SMALLINT  Integer data from -2^15 through 2^15 - 1

TINYINT   Integer data from 0     through 255

When you reach the upper limit the autoincrement goes to the lower limit.

Fred
+7  A: 

Joel's answer is correct, it is the upper limit of whatever datatype you use.

Here's an example of two of them:

  • int: 2^31-1 (2,147,483,647)
  • bigint: 2^63-1 (9,223,372,036,854,775,807)

I have actually hit the limit at a job I worked at. The actual error is:

Msg 8115, Level 16, State 1, Line 1
Arithmetic overflow error converting IDENTITY to data type int.
Arithmetic overflow occurred.

There are a couple fixes to this I can think of off the top of my head. Number 1 is probably very hard and not very likely, number 2 is easy, but will probably cause problems in your code base.

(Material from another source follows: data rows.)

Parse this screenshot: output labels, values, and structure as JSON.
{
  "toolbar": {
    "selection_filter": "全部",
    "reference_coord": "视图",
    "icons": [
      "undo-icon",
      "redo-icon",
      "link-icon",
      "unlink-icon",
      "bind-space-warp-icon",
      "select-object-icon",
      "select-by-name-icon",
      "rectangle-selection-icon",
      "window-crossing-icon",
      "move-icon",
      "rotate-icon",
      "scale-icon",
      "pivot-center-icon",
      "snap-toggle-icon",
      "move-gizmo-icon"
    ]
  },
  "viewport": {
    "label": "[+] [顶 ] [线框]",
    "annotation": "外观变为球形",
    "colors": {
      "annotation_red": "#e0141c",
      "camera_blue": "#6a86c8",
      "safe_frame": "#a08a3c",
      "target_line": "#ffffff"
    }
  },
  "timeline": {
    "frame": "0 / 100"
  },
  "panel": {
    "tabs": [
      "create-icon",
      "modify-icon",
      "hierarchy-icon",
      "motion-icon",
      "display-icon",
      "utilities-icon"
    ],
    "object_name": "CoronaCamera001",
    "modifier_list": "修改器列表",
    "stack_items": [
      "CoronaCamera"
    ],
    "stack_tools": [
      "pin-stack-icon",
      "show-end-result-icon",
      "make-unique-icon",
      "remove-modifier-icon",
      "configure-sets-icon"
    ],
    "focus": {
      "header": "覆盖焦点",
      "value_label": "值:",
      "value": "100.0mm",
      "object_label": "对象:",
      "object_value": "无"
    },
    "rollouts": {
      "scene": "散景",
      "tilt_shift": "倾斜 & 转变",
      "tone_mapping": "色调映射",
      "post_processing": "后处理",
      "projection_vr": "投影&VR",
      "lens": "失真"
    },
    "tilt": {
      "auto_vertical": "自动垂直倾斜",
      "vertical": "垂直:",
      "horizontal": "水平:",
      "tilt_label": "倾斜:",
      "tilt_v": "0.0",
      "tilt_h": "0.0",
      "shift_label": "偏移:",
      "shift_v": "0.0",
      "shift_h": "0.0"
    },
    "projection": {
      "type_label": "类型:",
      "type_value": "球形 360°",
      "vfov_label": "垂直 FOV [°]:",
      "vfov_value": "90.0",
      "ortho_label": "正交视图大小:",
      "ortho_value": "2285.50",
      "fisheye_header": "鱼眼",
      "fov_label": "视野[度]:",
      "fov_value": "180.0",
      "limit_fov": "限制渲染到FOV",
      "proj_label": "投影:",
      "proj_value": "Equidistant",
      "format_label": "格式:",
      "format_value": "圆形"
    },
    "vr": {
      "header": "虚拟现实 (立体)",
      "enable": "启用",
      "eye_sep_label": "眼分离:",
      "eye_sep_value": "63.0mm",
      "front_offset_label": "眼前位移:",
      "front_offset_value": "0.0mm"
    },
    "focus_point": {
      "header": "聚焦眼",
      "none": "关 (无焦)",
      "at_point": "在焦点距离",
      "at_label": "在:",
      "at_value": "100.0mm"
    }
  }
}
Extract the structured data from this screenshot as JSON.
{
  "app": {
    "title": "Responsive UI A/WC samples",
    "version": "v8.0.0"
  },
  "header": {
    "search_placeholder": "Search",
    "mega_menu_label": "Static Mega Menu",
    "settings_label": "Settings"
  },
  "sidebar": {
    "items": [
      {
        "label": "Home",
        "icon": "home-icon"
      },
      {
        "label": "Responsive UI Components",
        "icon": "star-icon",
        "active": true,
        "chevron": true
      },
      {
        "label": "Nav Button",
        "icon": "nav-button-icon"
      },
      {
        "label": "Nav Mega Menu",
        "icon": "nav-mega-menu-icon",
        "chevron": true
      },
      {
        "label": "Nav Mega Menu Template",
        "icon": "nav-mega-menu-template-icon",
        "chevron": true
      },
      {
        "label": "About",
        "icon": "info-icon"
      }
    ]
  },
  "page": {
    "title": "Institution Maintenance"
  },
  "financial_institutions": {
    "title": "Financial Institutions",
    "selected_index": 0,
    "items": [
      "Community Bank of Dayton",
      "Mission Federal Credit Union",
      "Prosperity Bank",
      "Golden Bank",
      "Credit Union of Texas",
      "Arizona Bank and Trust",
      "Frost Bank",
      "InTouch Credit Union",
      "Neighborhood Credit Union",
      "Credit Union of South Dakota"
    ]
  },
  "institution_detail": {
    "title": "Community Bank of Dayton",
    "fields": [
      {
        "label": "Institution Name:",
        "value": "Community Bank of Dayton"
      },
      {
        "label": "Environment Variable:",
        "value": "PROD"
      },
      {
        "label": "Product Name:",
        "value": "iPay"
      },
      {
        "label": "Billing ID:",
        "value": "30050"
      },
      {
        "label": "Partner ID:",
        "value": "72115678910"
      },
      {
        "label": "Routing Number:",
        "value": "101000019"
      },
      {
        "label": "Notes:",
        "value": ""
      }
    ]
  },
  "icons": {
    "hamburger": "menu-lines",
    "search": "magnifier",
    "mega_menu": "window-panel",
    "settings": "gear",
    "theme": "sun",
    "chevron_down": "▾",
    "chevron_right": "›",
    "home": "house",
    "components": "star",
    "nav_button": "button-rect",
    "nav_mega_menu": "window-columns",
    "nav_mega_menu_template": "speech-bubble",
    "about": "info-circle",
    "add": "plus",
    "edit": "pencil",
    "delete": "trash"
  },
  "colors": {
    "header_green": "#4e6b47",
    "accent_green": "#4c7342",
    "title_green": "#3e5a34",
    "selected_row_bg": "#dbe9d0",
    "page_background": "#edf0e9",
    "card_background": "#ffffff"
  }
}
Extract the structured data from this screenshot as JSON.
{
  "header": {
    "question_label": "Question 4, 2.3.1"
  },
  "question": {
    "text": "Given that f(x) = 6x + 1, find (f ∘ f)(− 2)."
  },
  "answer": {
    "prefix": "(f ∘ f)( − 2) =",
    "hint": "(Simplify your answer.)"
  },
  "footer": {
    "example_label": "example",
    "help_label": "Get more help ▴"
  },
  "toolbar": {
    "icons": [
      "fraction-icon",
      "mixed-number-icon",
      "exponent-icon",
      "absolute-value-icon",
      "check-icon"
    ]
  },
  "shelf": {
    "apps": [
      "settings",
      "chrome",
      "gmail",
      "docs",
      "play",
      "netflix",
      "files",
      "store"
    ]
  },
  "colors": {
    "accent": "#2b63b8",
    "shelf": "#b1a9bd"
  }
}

  1. If the identity column doesn't matter to you (it's not a Foreign Key, etc.) then you can just reseed the database and reset the identity column.
  2. Change your identity column to a bigger number. So for example if you've overflowed an int, change your identity column to a big int. Good luck overflowing that :)

There are probably other fixes, but there is no magic bullet easy one. I just hope this doesn't happen in a table that is the center of a bunch of relationships, because if it does, you're in for a lot of pain. It's not a hard fix, just a tedious and long one.

CubanX
A: 

I'll tell you what happens.... my data stopped inserting into that specific table. The database still works but I found data missing and inconsistent. With a little research, I found the error table, then ran a manual insert. The error is the same as above.

Had to change the column to BIGINT. On a 26GB database on a somewhat slow server, took about 30 minutes. On the archive version of the database (150GB or so) it took quite a bit longer.

Fortunately, not too many relationships for this table so the pain was pretty slight.

A: 

DBCC CHECKIDENT (SomeTable, RESEED, 1)

This resets the identity to 1 on table 'SomeTable'

Not sure if this is the best way to do this.